About a month later, we went back to Panama and we actually wound up staying there for eight years. I have to say this experience actually made me feel much warmer about Panama and its people. After all, other than that first really crabby guy, people were really pretty nice to us, especially considering it was our military forces which had invaded their country. In fact, the Panamanians in the group, about half of them were Panamanian, had been offered the chance to leave. They refused to leave us and they stayed with us through the whole ordeal. So it was really a pretty powerful statement of what the people of Panama are like.

Now, of course I was a little bit shell-shocked by the whole thing. I spent a year building a dollhouse as therapy for my daughter I think because I couldn't believe I'd almost gotten her killed for the sake of a few data points. And then also I have to say I remain existentially terrified of guns.

But apart from that, I've survived pretty well. I don't often tell this story. It's a little emotional and draining to tell. It's not the sort of thing you say, “Oh, let me tell you the story about being kidnapped in Panama.”

Rebecca sometimes tells it.
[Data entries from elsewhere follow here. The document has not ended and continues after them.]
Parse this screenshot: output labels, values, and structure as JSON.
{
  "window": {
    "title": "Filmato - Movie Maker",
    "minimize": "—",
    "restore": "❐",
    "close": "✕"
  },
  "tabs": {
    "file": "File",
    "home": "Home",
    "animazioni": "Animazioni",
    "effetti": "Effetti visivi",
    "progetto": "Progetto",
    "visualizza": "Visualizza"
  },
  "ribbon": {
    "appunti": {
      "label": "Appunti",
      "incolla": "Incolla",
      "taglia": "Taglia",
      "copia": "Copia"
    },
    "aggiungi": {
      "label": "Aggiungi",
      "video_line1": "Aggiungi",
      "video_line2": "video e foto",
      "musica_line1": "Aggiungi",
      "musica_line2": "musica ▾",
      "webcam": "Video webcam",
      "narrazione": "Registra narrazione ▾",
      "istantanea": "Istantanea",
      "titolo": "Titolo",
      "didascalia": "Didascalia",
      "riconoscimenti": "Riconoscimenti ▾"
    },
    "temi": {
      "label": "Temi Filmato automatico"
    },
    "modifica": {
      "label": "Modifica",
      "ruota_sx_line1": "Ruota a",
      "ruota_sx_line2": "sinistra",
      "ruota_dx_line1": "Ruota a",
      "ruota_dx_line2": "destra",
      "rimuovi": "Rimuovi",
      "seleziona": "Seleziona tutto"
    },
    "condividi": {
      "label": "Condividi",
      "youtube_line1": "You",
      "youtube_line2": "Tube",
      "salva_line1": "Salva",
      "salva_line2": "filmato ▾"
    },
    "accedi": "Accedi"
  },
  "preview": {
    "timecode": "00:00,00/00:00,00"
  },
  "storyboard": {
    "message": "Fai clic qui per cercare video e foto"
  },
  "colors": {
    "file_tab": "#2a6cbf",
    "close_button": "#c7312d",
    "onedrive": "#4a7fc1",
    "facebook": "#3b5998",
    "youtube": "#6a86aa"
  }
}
In fact, once, when we were back in the United States, we got a call from her Spanish teacher saying, “What's this story about your daughter's telling about being taken hostage in Panama? Is she making this all up?”

“Oh, no, no. She's not making that up.”

And of course it made for a great college application essay.

Finally, I'm 69 years old. And when you're as old as I am, things start coming around full circle. Last December, almost exactly 28 years ago to the day of our ordeal, Rebecca got married. And her former nanny and once hostage mate Agapita, now a dear friend, came with her family and joined us in the celebration. I guess the moral of this story is all's well that ends well. Thank you.